BLOG VIEW: At the onset of the pandemic, mortgage and consumer regulators relaxed the supervision and enforcement of servicers’ compliance with certain requirements that gave servicers time to adjust to the constraints caused by the pandemic.
The regulatory agencies’ flexibility, however, has ended. On Nov. 10, 2021, regulators issued a joint statement declaring that flexibility is no longer warranted, as servicers have had sufficient time to adjust their operations. While the regulators recognize that servicers still face ongoing challenges, regulators will apply their respective supervisory and enforcement authorities to address any noncompliance or violations of mortgage servicing rules.
Renewed regulatory scrutiny means servicers must have plans in place to update their operations to manage the uncertainty caused by the majority of the 1.25 million homeowners exiting their forbearance plans.

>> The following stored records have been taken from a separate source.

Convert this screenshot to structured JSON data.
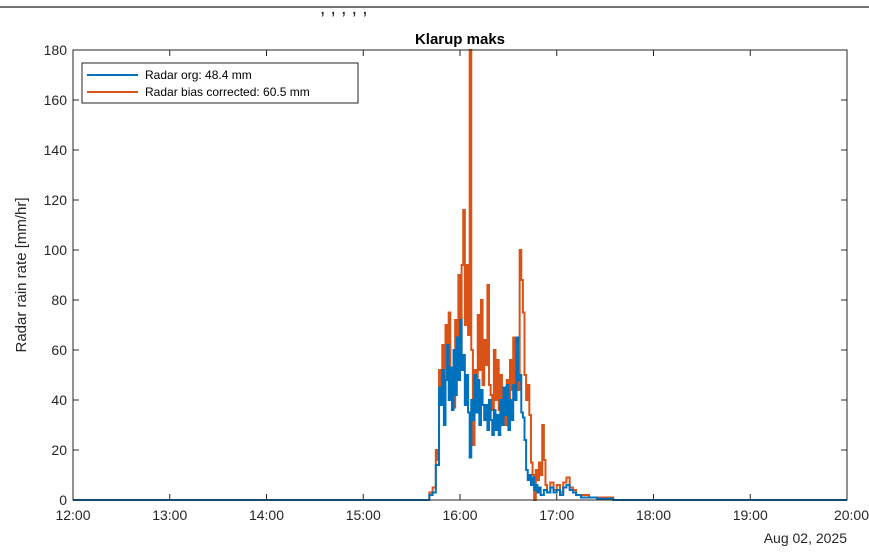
{
  "top_caption": ", , , , ,",
  "chart_data": {
    "type": "line",
    "title": "Klarup maks",
    "xlabel": "",
    "ylabel": "Radar rain rate [mm/hr]",
    "date_label": "Aug 02, 2025",
    "x_tick_labels": [
      "12:00",
      "13:00",
      "14:00",
      "15:00",
      "16:00",
      "17:00",
      "18:00",
      "19:00",
      "20:00"
    ],
    "y_ticks": [
      0,
      20,
      40,
      60,
      80,
      100,
      120,
      140,
      160,
      180
    ],
    "xlim": [
      "12:00",
      "20:00"
    ],
    "ylim": [
      0,
      180
    ],
    "grid": false,
    "legend_position": "top-left",
    "series": [
      {
        "name": "Radar org: 48.4 mm",
        "color": "#0072BD",
        "points": [
          [
            "12:00",
            0
          ],
          [
            "15:40",
            0
          ],
          [
            "15:41",
            2
          ],
          [
            "15:43",
            3
          ],
          [
            "15:45",
            14
          ],
          [
            "15:47",
            45
          ],
          [
            "15:48",
            38
          ],
          [
            "15:49",
            52
          ],
          [
            "15:50",
            30
          ],
          [
            "15:51",
            48
          ],
          [
            "15:52",
            62
          ],
          [
            "15:53",
            40
          ],
          [
            "15:54",
            53
          ],
          [
            "15:55",
            36
          ],
          [
            "15:56",
            60
          ],
          [
            "15:57",
            42
          ],
          [
            "15:58",
            65
          ],
          [
            "15:59",
            48
          ],
          [
            "16:00",
            72
          ],
          [
            "16:01",
            52
          ],
          [
            "16:02",
            58
          ],
          [
            "16:03",
            38
          ],
          [
            "16:04",
            50
          ],
          [
            "16:05",
            35
          ],
          [
            "16:06",
            17
          ],
          [
            "16:07",
            40
          ],
          [
            "16:08",
            32
          ],
          [
            "16:09",
            50
          ],
          [
            "16:10",
            35
          ],
          [
            "16:11",
            48
          ],
          [
            "16:12",
            30
          ],
          [
            "16:13",
            44
          ],
          [
            "16:14",
            38
          ],
          [
            "16:15",
            32
          ],
          [
            "16:16",
            38
          ],
          [
            "16:17",
            28
          ],
          [
            "16:18",
            40
          ],
          [
            "16:19",
            32
          ],
          [
            "16:20",
            26
          ],
          [
            "16:21",
            36
          ],
          [
            "16:22",
            28
          ],
          [
            "16:23",
            34
          ],
          [
            "16:24",
            26
          ],
          [
            "16:25",
            40
          ],
          [
            "16:26",
            30
          ],
          [
            "16:27",
            45
          ],
          [
            "16:28",
            34
          ],
          [
            "16:29",
            46
          ],
          [
            "16:30",
            28
          ],
          [
            "16:31",
            40
          ],
          [
            "16:32",
            32
          ],
          [
            "16:33",
            46
          ],
          [
            "16:34",
            40
          ],
          [
            "16:35",
            65
          ],
          [
            "16:36",
            48
          ],
          [
            "16:37",
            50
          ],
          [
            "16:38",
            35
          ],
          [
            "16:39",
            33
          ],
          [
            "16:40",
            24
          ],
          [
            "16:41",
            12
          ],
          [
            "16:42",
            8
          ],
          [
            "16:43",
            10
          ],
          [
            "16:44",
            6
          ],
          [
            "16:45",
            9
          ],
          [
            "16:46",
            4
          ],
          [
            "16:47",
            6
          ],
          [
            "16:48",
            3
          ],
          [
            "16:49",
            5
          ],
          [
            "16:50",
            2
          ],
          [
            "16:52",
            4
          ],
          [
            "16:54",
            3
          ],
          [
            "16:56",
            5
          ],
          [
            "16:58",
            3
          ],
          [
            "17:00",
            4
          ],
          [
            "17:02",
            2
          ],
          [
            "17:04",
            5
          ],
          [
            "17:06",
            6
          ],
          [
            "17:08",
            4
          ],
          [
            "17:10",
            3
          ],
          [
            "17:12",
            2
          ],
          [
            "17:15",
            1
          ],
          [
            "17:20",
            1
          ],
          [
            "17:25",
            0.5
          ],
          [
            "17:30",
            0.5
          ],
          [
            "17:35",
            0
          ],
          [
            "20:00",
            0
          ]
        ]
      },
      {
        "name": "Radar bias corrected: 60.5 mm",
        "color": "#D95319",
        "points": [
          [
            "12:00",
            0
          ],
          [
            "15:40",
            0
          ],
          [
            "15:41",
            3
          ],
          [
            "15:43",
            5
          ],
          [
            "15:45",
            20
          ],
          [
            "15:46",
            16
          ],
          [
            "15:47",
            52
          ],
          [
            "15:48",
            44
          ],
          [
            "15:49",
            62
          ],
          [
            "15:50",
            38
          ],
          [
            "15:51",
            70
          ],
          [
            "15:52",
            56
          ],
          [
            "15:53",
            75
          ],
          [
            "15:54",
            45
          ],
          [
            "15:55",
            50
          ],
          [
            "15:56",
            37
          ],
          [
            "15:57",
            72
          ],
          [
            "15:58",
            48
          ],
          [
            "15:59",
            90
          ],
          [
            "16:00",
            60
          ],
          [
            "16:01",
            94
          ],
          [
            "16:02",
            116
          ],
          [
            "16:03",
            70
          ],
          [
            "16:04",
            94
          ],
          [
            "16:05",
            66
          ],
          [
            "16:06",
            180
          ],
          [
            "16:07",
            60
          ],
          [
            "16:08",
            22
          ],
          [
            "16:09",
            52
          ],
          [
            "16:10",
            40
          ],
          [
            "16:11",
            74
          ],
          [
            "16:12",
            52
          ],
          [
            "16:13",
            80
          ],
          [
            "16:14",
            46
          ],
          [
            "16:15",
            64
          ],
          [
            "16:16",
            54
          ],
          [
            "16:17",
            86
          ],
          [
            "16:18",
            46
          ],
          [
            "16:19",
            42
          ],
          [
            "16:20",
            36
          ],
          [
            "16:21",
            60
          ],
          [
            "16:22",
            40
          ],
          [
            "16:23",
            56
          ],
          [
            "16:24",
            36
          ],
          [
            "16:25",
            50
          ],
          [
            "16:26",
            34
          ],
          [
            "16:27",
            42
          ],
          [
            "16:28",
            30
          ],
          [
            "16:29",
            48
          ],
          [
            "16:30",
            40
          ],
          [
            "16:31",
            56
          ],
          [
            "16:32",
            44
          ],
          [
            "16:33",
            65
          ],
          [
            "16:34",
            40
          ],
          [
            "16:35",
            60
          ],
          [
            "16:36",
            44
          ],
          [
            "16:37",
            100
          ],
          [
            "16:38",
            88
          ],
          [
            "16:39",
            75
          ],
          [
            "16:40",
            50
          ],
          [
            "16:41",
            40
          ],
          [
            "16:42",
            46
          ],
          [
            "16:43",
            34
          ],
          [
            "16:44",
            15
          ],
          [
            "16:45",
            10
          ],
          [
            "16:46",
            0
          ],
          [
            "16:47",
            12
          ],
          [
            "16:48",
            8
          ],
          [
            "16:49",
            15
          ],
          [
            "16:50",
            10
          ],
          [
            "16:51",
            30
          ],
          [
            "16:52",
            16
          ],
          [
            "16:53",
            6
          ],
          [
            "16:54",
            3
          ],
          [
            "16:56",
            7
          ],
          [
            "16:58",
            4
          ],
          [
            "17:00",
            6
          ],
          [
            "17:02",
            3
          ],
          [
            "17:04",
            7
          ],
          [
            "17:06",
            9
          ],
          [
            "17:08",
            5
          ],
          [
            "17:10",
            4
          ],
          [
            "17:12",
            2
          ],
          [
            "17:15",
            2
          ],
          [
            "17:20",
            1
          ],
          [
            "17:25",
            1
          ],
          [
            "17:30",
            1
          ],
          [
            "17:35",
            0
          ],
          [
            "20:00",
            0
          ]
        ]
      }
    ]
  }
}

Regulators are focused on ensuring borrowers have the time and opportunity to make informed decisions, striving to avoid a repeat of the last industry crisis in 2008. To achieve this, regulators are adapting their supervision approach and continuing to review and revise mortgage servicing rules to provide COVID-19 specific protections. Homeowners do not have the option to choose their mortgage servicer, so regulators view their scrutiny and oversight as imperative to protect homeowners in the current environment.
Mortgage servicers must prepare for increased regulatory activity. To satisfy regulators, servicers must make necessary improvements when it comes to their personnel, processes and technology. Mortgage servicing operations and operating models must be analyzed and updated. It’s essential that servicers develop a plan to comply with the current regulatory environment and be prepared to quickly adapt to new mortgage servicing rules.
Giving Mortgage Servicers the Flexibility to Adapt
Performing analysis to identify, strategize and implement necessary changes to avoid potential regulatory risks and issues while maintaining business as usual operations may be an overwhelming burden for a servicer’s workforce. This could be resolved by identifying, hiring and onboarding personnel with the necessary expertise, but doing so creates a new set of human resource challenges. Not only would hiring new staff eat up valuable time, money and human capital, there’s the problem of what to do with all the new hires once the temporary labor need subsides.
Partnering with a consulting firm to add needed personnel enables mortgage servicers to quickly augment their staff while maintaining business as usual.
The present challenges servicers face create an opportunity to review operations and update operating models. Servicers can benefit by bringing in consultants, as these professionals can identify bottlenecks and take corrective action.
Ensuring Compliance with Future Directives
Developing the right strategy for the optimal future state requires specialized skills to analyze current operations and devise a path forward which incorporates updates to people, process and technology. Servicers should not bear the burden of maximizing their response to these required tasks without guidance from consultants who specialize in business analysis and strategy.
While the analysis and strategy process is ongoing, servicers will need to simultaneously develop an effective change management strategy. This requires developing training materials that their employees can easily understand to ensure compliance with new directives. Effective communication is imperative and requires coordination across several resources internally and externally. A communication plan needs to address responses to inquiries from regulators, ensuring all the necessary checks and balances are properly documented and ready to provide upon request. Servicers could also turn to consulting firms to create a comprehensive go-forward change management strategy that coordinates training and communication to ensure their employees, contractors and vendors are all on the same page.
Updating operating models and effectively implementing the changes requires managing a multitude of resources and coordinating of a wide variety of efforts to provide the optimal solution. Without recent and relevant experience managing such an intricate web of initiatives, servicers are likely to make errors, which cause delays and negatively affect the bottom line. Consultants provide the requisite knowledge and experience from an objective viewpoint, helping servicers develop and maintain best practices. The additional responsibilities often distract management from its core business, thus outsourcing to consulting firms allows servicers to focus on their primary objectives throughout the transformation process.
Servicers have made a lot of adjustments during the past two years, but the repercussions from the pandemic continue. Regulators are actively warning servicers to prepare for increased supervisory and enforcement actions – and they are on record that they will continue to review and revise mortgage servicing rules. Now is the time for servicers to start preparing. Consulting firms have the experience and expertise to support servicers as they overcome the challenges that lie ahead.
Zachary Ross is a senior consultant with CAPCO, a sister company of Wipro Opus Risk Solutions.